范围排序后,我们将其存储为数组 ArrayReader,因此我们可以在 VBA 内存中使用它。我们还需要一个数组来存储我们遇到的任何重复数据行,ArrayWriter。然后,遍历 ArrayReader 的内容并将每一行与其相邻行进行比较。如果一行及其邻居满足条件,则将其添加到 ArrayWriter。完成所有这些后,将 ArrayWriter 信息写入 sheet.

您需要考虑的一些事项:

  • 你能找到一种编程方式来确定 RangeReader 的单元格,而不是仅仅将它们手动输入代码吗?
  • 你能找到一种编程方法来确定用于排序的每个范围吗RangeReader
  • ColumnNumberEventIDColumnNumberSubType 的值总是分别为 2 和 10 吗?如果不是,您如何确保您的代码始终引用正确的列?
  • 当此代码找到重复项时,它只存储其中一项。您可能还想存储重复的其他项目。

请尝试下一种方法,对于更大的范围应该足够快。
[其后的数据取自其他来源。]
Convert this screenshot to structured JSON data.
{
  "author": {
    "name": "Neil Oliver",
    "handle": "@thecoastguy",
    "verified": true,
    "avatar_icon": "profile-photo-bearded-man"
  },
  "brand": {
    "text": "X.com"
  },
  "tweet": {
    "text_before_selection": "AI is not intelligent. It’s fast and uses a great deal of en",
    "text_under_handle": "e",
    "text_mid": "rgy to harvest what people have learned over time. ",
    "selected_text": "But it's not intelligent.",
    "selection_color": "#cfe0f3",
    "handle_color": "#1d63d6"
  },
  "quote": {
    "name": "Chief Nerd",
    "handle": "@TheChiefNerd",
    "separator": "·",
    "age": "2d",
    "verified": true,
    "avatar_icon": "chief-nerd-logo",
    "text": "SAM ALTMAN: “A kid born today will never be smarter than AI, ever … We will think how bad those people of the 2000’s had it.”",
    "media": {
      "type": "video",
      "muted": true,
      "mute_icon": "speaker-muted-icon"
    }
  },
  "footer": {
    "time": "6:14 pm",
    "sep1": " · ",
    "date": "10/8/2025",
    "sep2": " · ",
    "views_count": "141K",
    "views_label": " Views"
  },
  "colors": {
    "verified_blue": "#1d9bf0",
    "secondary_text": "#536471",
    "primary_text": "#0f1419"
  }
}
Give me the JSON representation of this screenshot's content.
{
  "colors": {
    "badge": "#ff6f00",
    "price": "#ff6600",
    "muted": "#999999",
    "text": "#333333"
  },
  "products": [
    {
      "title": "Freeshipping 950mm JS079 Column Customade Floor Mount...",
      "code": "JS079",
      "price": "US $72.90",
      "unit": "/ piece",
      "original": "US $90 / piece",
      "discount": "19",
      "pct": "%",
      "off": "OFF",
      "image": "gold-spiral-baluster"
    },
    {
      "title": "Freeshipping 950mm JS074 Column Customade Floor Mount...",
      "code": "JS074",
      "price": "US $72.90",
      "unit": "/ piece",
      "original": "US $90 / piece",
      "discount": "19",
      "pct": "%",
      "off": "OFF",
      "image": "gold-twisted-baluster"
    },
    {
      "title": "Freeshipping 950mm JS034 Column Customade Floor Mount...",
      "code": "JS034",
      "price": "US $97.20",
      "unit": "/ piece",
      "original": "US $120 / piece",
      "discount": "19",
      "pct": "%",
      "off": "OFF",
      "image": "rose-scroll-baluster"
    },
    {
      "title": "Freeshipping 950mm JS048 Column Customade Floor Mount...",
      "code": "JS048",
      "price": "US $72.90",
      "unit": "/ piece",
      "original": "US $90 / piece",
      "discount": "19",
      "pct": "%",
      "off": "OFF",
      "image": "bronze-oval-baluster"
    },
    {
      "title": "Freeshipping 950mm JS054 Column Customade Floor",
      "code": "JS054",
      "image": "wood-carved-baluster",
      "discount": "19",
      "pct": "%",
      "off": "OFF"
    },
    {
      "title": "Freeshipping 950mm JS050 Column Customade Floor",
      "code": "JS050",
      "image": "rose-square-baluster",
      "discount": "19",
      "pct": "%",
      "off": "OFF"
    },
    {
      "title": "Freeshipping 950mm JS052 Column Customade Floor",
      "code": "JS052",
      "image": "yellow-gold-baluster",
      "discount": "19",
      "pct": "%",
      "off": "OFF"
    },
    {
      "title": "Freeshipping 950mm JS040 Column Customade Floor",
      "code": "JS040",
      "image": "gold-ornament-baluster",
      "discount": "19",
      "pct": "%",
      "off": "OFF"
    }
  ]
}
它使用脚本 Dictionary 来查找重复项,并根据创建的范围(使用 SpecialCells(xlCellTypeConstants))在使用范围之外的列中放置一个标记,该范围将在最后立即复制:

Sub Find_changes()
 Dim Reader As Worksheet, LastRow As Long, Writer As Worksheet, rngCopy As Range
 Dim arrID, arrType, arrMark, i As Long, maxCol As Long, maxRow As Long, dict As Object

 Set Reader = ThisWorkbook.Worksheets(2)
 Set Writer = ThisWorkbook.Worksheets(3)
 LastRow = Writer.Range("B" & Writer.rows.count).End(xlUp).Row + 1

 maxRow = Reader.Range("B" & Reader.rows.count).End(xlUp).Row
 maxCol = Reader.UsedRange.Columns.count + 20

 arrID = Reader.Range("B1:B" & maxRow).value    'plase the range in an array for faster iteration
 arrType = Reader.Range("J1:J" & maxRow).value 'plase the range in an array for faster iteration
 ReDim arrMark(1 To maxRow, 1 To 1)

 Set dict = CreateObject("Scripting.Dictionary")
 'Place the duplicates in a dictionary and mark their rows:
 For i = 1 To maxRow
    If Not dict.Exists(arrID(i, 1)) Then
        dict.Add arrID(i, 1), Array(arrType(i, 1), i)
    Else
        If dict(arrID(i, 1))(0) <> arrType(i, 1) Then
            arrMark(i, 1) = "Copy"                         'write "Copy" in arrMark
            arrMark(dict(arrID(i, 1))(1), 1) = "Copy" 'write "Copy" in arrMark
        End If
    End If
 Next

 'drop the marker array after the last column:
 Reader.cells(1, maxCol).Resize(UBound(arrMark), 1).value = arrMark

 'Extract the range to be copied (at once)
 On Error Resume Next
  Set rngCopy = Reader.Range(Reader.cells(1, maxCol), Reader.cells(maxRow, maxCol)).SpecialCells(xlCellTypeConstants)
 On Error GoTo 0
 If Not rngCopy Is Nothing Then
    rngCopy.ClearContents
    rngCopy.EntireRow.Copy Writer.Range("A" & LastRow)
 End If
 MsgBox "Ready..."
End Sub

我试着评论代码行,但如果有什么地方不够清楚,请不要犹豫,要求澄清。